During the War years Thrift and Conservation became words used often. The idea of it being an ‘Old Fashioned’ value is present in this ad. That Grandmother’s generation, or that of the last century, valued savings and conservation. In many ways the actual amount of available products just weren’t there in her time. What is interesting in this ad is that advertising is using the idea of Patriotism and saving for the war effort as a way to sell the homefront homemaker new towels. Not thrifty at all, in fact.
Here is an article from this same 1943 magazine which opens with tugging at one’s heart strings for what the soldier longs for home. In his desires for the wing chair by the hearth and that ‘old bed’ to sleep in, really we see a complete doing over of the house. New things bought, post war, with War bonds bought now. Or to do so now would be, in a way, Patriotic. When in fact, the returning soldier would most likely want to see the old things as he left them and as he recalled them. The comfort of home is constancy not change.
I look at such war time ads with different eyes than I did when I started my 1955 project. Then I was keen to see what we had and what was new in the post war years. Now, I see us beginning to be told how we, as Americans, define ourselves through our things rather than our deeds. The idea that the old kitchen wasn’t good enough and that such luxury is not considered so or that our freedom is somehow tied to purchase rather frightens me now.
In some ways it makes me shutter for those older people during those years, the grandmothers, that wondered at their own value system dying away. I am sure, much as we see today with older people to today’s youth with constant need of new phones/computers etc, the same thing. Yet, that idea of flux and constant change. The very business model of constant growth was rather foreign in 1900 yet by WWII we really see that changing.
The idea of saving, though here in war bonds for future use, is already changing. The setting aside for a rainy day is beginning to blue a bit. And today savings is an almost unheard of concept. Add to that the 0% interest rates, which are meant to somehow help the failing economy, actually punishes saving. With no interest on money set aside, there almost seems little reason or incentive to do so.

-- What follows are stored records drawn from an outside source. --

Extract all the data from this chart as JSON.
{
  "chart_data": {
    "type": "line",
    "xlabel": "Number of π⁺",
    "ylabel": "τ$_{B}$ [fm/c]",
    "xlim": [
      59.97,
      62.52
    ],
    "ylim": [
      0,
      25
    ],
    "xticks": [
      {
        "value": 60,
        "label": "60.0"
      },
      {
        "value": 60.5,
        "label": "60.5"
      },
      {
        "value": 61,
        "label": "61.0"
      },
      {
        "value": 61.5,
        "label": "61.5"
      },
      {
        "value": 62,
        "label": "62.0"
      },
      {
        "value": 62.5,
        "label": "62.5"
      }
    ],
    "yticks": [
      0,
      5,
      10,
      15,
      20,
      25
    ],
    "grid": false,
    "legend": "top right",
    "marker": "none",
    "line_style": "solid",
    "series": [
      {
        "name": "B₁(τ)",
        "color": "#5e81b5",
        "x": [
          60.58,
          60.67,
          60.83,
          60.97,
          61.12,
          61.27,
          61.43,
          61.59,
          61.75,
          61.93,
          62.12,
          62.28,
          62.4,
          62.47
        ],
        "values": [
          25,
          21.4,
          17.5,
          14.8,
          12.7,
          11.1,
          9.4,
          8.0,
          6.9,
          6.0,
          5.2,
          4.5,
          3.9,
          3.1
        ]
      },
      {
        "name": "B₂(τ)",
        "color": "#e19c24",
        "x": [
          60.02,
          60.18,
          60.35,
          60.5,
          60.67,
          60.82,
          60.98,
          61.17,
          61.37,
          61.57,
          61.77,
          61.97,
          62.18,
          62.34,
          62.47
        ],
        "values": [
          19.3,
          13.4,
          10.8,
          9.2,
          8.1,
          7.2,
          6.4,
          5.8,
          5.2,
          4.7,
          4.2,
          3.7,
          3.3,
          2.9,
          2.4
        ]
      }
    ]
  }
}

And many young people today most likely live only on debt from credit cards.
There is most likely not one element that has lead to the rapid change in our concept of who we are as American’s, but one has simply to step back one decade at a time to the turn of the last century to get a feel for how it has been greatly affected.
Though we had concepts of thrift as a national idea during the last World War, we today, though the US is involved in many wars, have no such national idea. We are told to spend to be American. I feel for our soldiers today and those left at home. And I feel for all of us, homemakers alike, who live in a world of flux, constant change, and continual disparaging and contradictory news and realities as espoused by whatever channel we are tuned into. When really, is any of it actual reality? We get our reality through programming while our own lives go unlived in ways unthinkable hundreds of years ago. In many ways I feel like that mythical soldier in the article above who simply wants to leave it all come home to a comfortable bed and feel safe in the constancy and comfort of home. Have we all, as a nation and a world, lost our home? Is the concept of Home even alive anymore for us to get to or is it just a marketing idea only achieved through discount shopping? I hope not.
Let’s not let Home be a product to be bought but lets make home a place of frugal savings and comfort of love not things. The comfort that comes from less and easy living because of camaraderie and not picking sides of being part of a clique is Home. Let there not be Them and Us, but let our homes be We. Let’s not be branded like cattle into our little pigeonholes, lets be happy industrious home loving families who revel in knowledge and skill. Who look at challenges as tasks to be overcome with grace and study and not to ease or overstressed life with ‘shop therapy’ or to ‘get away from it all’. A new kitchen won’t bring as much feeling of safety and home as will some savings and a meal made through thrift and skill. Getting more and getting it cheaper isn’t always the answer. Having less and caring for it and ourselves is.